I Ventotto apparivano ieri in evidente difficoltà nel gestire l’esplosiva situazione in Medio Oriente, dopo l’uccisione da parte americana del generale iraniano, Qassem Soleimani. Stretti tra la fedeltà atlantica, la paura di ritorsioni terroristiche e il desiderio di calmare le acque, i paesi europei cercavano una posizione che fosse univoca e forte. L’iniziativa comunitaria appariva ancora una volta nelle mani di Germania e Francia.
I ministri degli Esteri europei si riuniranno qui a Bruxelles venerdì in una riunione d’emergenza. Obiettivo: giocare la carta della moderazione. Su cosa tuttavia concretamente potranno mettersi d’accordo è ancora incerto. Riassumeva ieri un diplomatico: «Tra i Ventotto non sembra ci sia né la reale volontà di opporsi agli Stati Uniti, né la reale forza di affrontare l’Iran». Le scelte unilaterali americane stonano con una diplomazia europea più amante dei metodi multilaterali, sia in spirito che in mezzi.
La situazione in Medio Oriente è peggiorata nell’ultima settimana, tra pericolose botte e risposte. Il 30 dicembre, raid americani hanno colpito postazioni iraniane in Siria e in Iraq, in risposta all’uccisione di un cittadino americano qualche giorno prima. Forze vicine all’Iran hanno quindi attaccato l’ambasciata americana a Baghdad. Successivamente, il 3 gennaio, un drone statunitense ha ucciso il generale Soleimani, capo delle milizie al-Quds dei Guardiani della Rivoluzione accusate di attentati anti-americani.
L’Iran ha promesso «dure ritorsioni» contro gli Stati Uniti, e ha annunciato di voler rivedere ulteriormente l’applicazione del trattato anti-nucleare del 2015. In questo senso, Teheran ha deciso di non rispettare più i limiti al numero di centrifughe utilizzate nell’arricchimento dell’uranio. Su Twitter, il ministro degli Esteri Mohammad Javad Zarif ha voluto sottolineare però che la scelta è «reversibile» e che future decisioni dipenderanno «dall’effettiva applicazione dei reciproci impegni».
In un comunicato, il presidente della Commissione europea Ursula von der Leyen si è detta «profondamente preoccupata» per la scelta iraniana. Francia, Germania e Regno Unito hanno chiesto all’Iran «di ritirare le misure prese». Mentre Berlino e Parigi appaiono sulla stessa lunghezza d’onda, preoccupate dalle azioni e dalle parole americane, stona la posizione del premier inglese Boris Johnson. Il generale Soleimani, ha detto, era «una minaccia per tutti (…) Non piangeremo la sua morte».

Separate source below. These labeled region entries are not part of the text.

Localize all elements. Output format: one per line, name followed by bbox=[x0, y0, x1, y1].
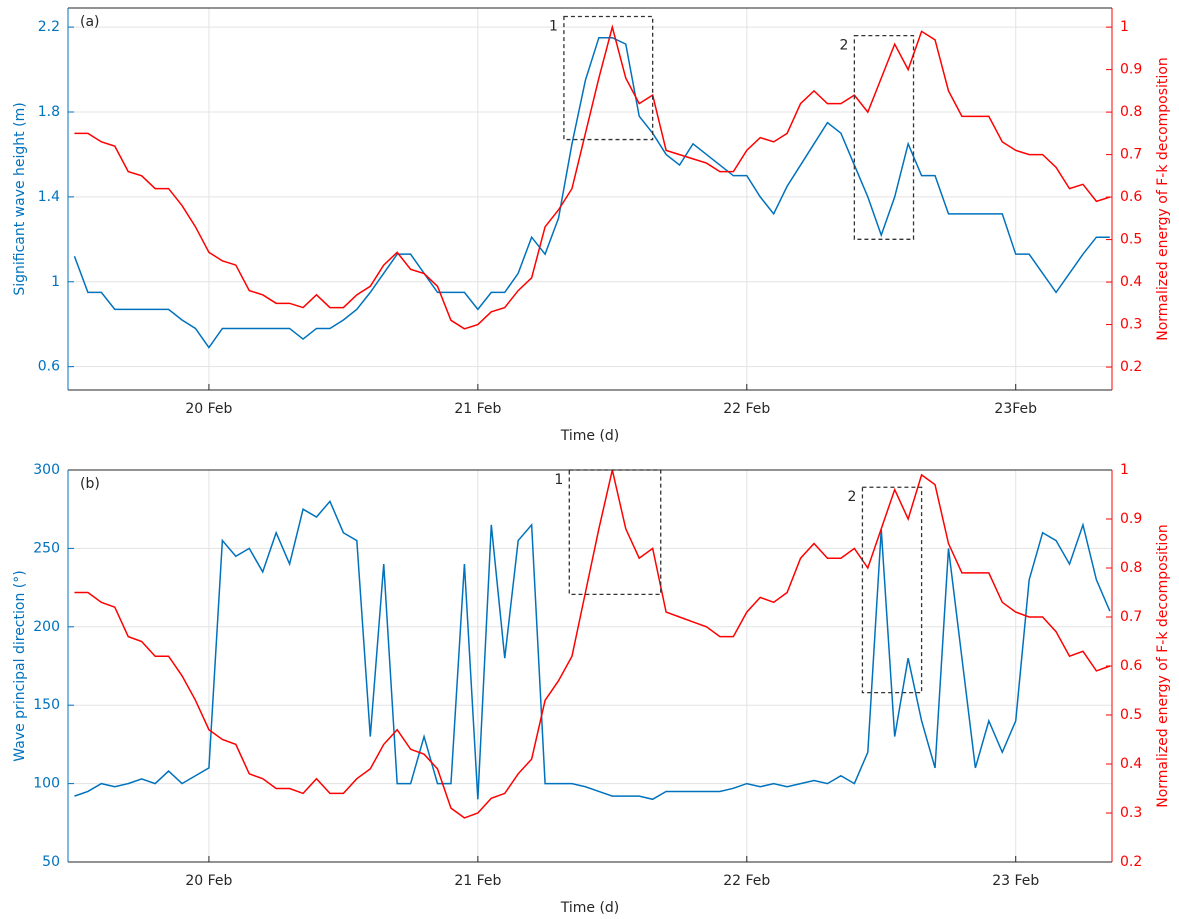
y-tick-label: 300 bbox=[33, 462, 60, 478]
box-label: 2 bbox=[848, 489, 857, 505]
box-label: 1 bbox=[554, 472, 563, 488]
y2-tick-label: 0.9 bbox=[1120, 511, 1142, 527]
x-tick-label: 21 Feb bbox=[454, 401, 501, 417]
y-tick-label: 50 bbox=[42, 854, 60, 870]
x-tick-label: 21 Feb bbox=[454, 873, 501, 889]
y2-tick-label: 0.5 bbox=[1120, 232, 1142, 248]
y2-tick-label: 0.5 bbox=[1120, 707, 1142, 723]
y2-axis-title: Normalized energy of F-k decomposition bbox=[1155, 57, 1171, 341]
y2-tick-label: 0.8 bbox=[1120, 104, 1142, 120]
y2-axis-title: Normalized energy of F-k decomposition bbox=[1155, 524, 1171, 808]
panel-label: (b) bbox=[80, 476, 100, 492]
plot-area bbox=[74, 470, 1111, 819]
y-tick-label: 250 bbox=[33, 540, 60, 556]
y2-tick-label: 0.6 bbox=[1120, 658, 1142, 674]
x-tick-label: 20 Feb bbox=[185, 401, 232, 417]
y2-tick-label: 1 bbox=[1120, 19, 1129, 35]
y2-tick-label: 0.7 bbox=[1120, 147, 1142, 163]
y-tick-label: 2.2 bbox=[38, 19, 60, 35]
x-axis-title: Time (d) bbox=[560, 900, 620, 916]
y-tick-label: 100 bbox=[33, 776, 60, 792]
highlight-box bbox=[861, 486, 923, 694]
y2-tick-label: 0.3 bbox=[1120, 805, 1142, 821]
data-line bbox=[74, 470, 1111, 819]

Sempre ieri si è tenuta una riunione a livello diplomatico del Consiglio atlantico. Il segretario generale della Nato Jens Stoltenberg ha spiegato che «gli alleati hanno chiesto calma e moderazione». La Nato ha sospeso l’addestramento delle truppe irachene in Iraq e sta preparando eventuali piani di evacuazione, ma senza porre termine alla missione. Secondo le informazioni raccolte qui a Bruxelles, nonostante tutto la riunione ha mostrato segnali di convergenza tra gli alleati europei e gli Stati Uniti.
Nathalie Tocci, direttore dell’Istituto affari internazionali a Roma, sostiene che per l’Europa «è giunto il momento di rispondere in difesa del multilateralismo e del diritto internazionale con i fatti, non solo le parole». Sul tavolo, c’è un meccanismo, per ora infruttuoso, che deve permettere di rilanciare gli scambi economici tra europei e iraniani, aggirando le sanzioni americane introdotte contro Teheran. L’obiettivo è di ridurre l’isolamento dell’Iran, dando al paese ragioni per abbandonare la corsa al nucleare.
A questo proposito, Mosca ha spiegato ieri che la salvaguardia dell’accordo dovrebbe essere «una priorità per tutti». Intanto le cancellerie europee così come l’Alto Rappresentante per la Politica estera Josep Borrell assicurano che vi è in corso un grande lavorio diplomatico. La cancelliera tedesca Angela Merkel ha annunciato che sabato incontrerà il presidente russo Vladimir Putin, mentre il presidente francese Emmanuel Macron sta cercando di prendere contatto con il presidente iraniano Hassan Rouhani.